The Global Gateway strategy was set up as a European de-risking agenda to compete with Chinese global infrastructure investments through its Belt and Road initiative. This means that development funds are used to guarantee maximum profits for corporations and asset managers from social infrastructure and public goods.

Chris Devonshire-Ellis, of Dezan Shira & Associates comments “There are strategic differences between the EU’s approach to its Global Gateway and China’s Belt & Road Initiative. First, the EU intends the private sector to take the lead and fund projects. That means the onus is purely focussed on profit.

With the Belt & Road Initiative, potential projects are funnelled first through Government-to-Government discussions that focus on actual strategic development needs and viability first. The profit issue is secondary and can therefore be absorbed in different ways, with China’s State-Owned and increasingly its private sector both being involved. Returns on investment are measured in various ways in accordance with specific needs. These can manifest via a lower , or no initial capital return in exchange for cash flow equity. They can do the same with an eye on a later IPO. Or Beijing can step in and fund projects either fully or partially, depending on other circumstances such as security, geopolitical and humanitarian interests that both parties may have. The Chinese scope of project management is far broader and more versatile than the EU’s focus on immediate corporate profits.”

The Global Gateway Business Advisory Group, containing 60 of the largest companies in Europe – also includes companies such as TotalEnergies, ENEL, Volvo and Bayer – which opens the door to corporate lobby influence. Remarkably, the participants do not include any public or private enterprises from any of the intended recipient countries.

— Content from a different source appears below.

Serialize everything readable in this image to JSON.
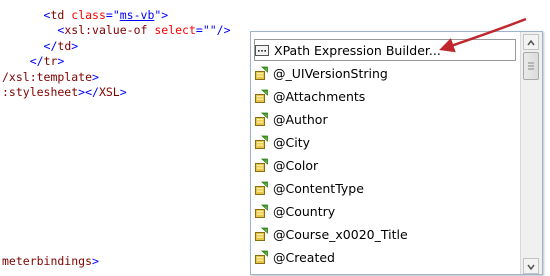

Jean Saldanha, Director of the European Network on Debt and Development (Eurodad) said: “The infrastructure focus of the Global Gateway initiative cannot be seen as independent from the EU’s green transition ambition. While there were some warnings against the Global Gateway turning into colonialism 2.0, the lack of any clear commitments to invest in value creation in countries rich in resources essential for this transition – a repeated call of many partner countries’ leaders speaking at the forum – illustrates a ‘business as usual’ approach. This equates to more inequality and more exploitation of impacted communities, rather than the win-win that is central to the ‘superior’ offer of the Global Gateway.”

Launched in late 2021 and championed by von der Leyen, Global Gateway has earmarked €300 billion (US$316 million) in a bid to streamline the EU’s investment and development cooperation across the globe. Officials say the program will prioritize projects focused on renewable energy, digital transitions, and sustainability as Brussels looks to mobilize investment from member states and the private sector. It remains unclear where this money will come from, and over what period of time, although von der Leyen has stressed previously that this will be private sector funded. The amount quoted is about a third of China’s estimated US$1.1 trillion spend to date.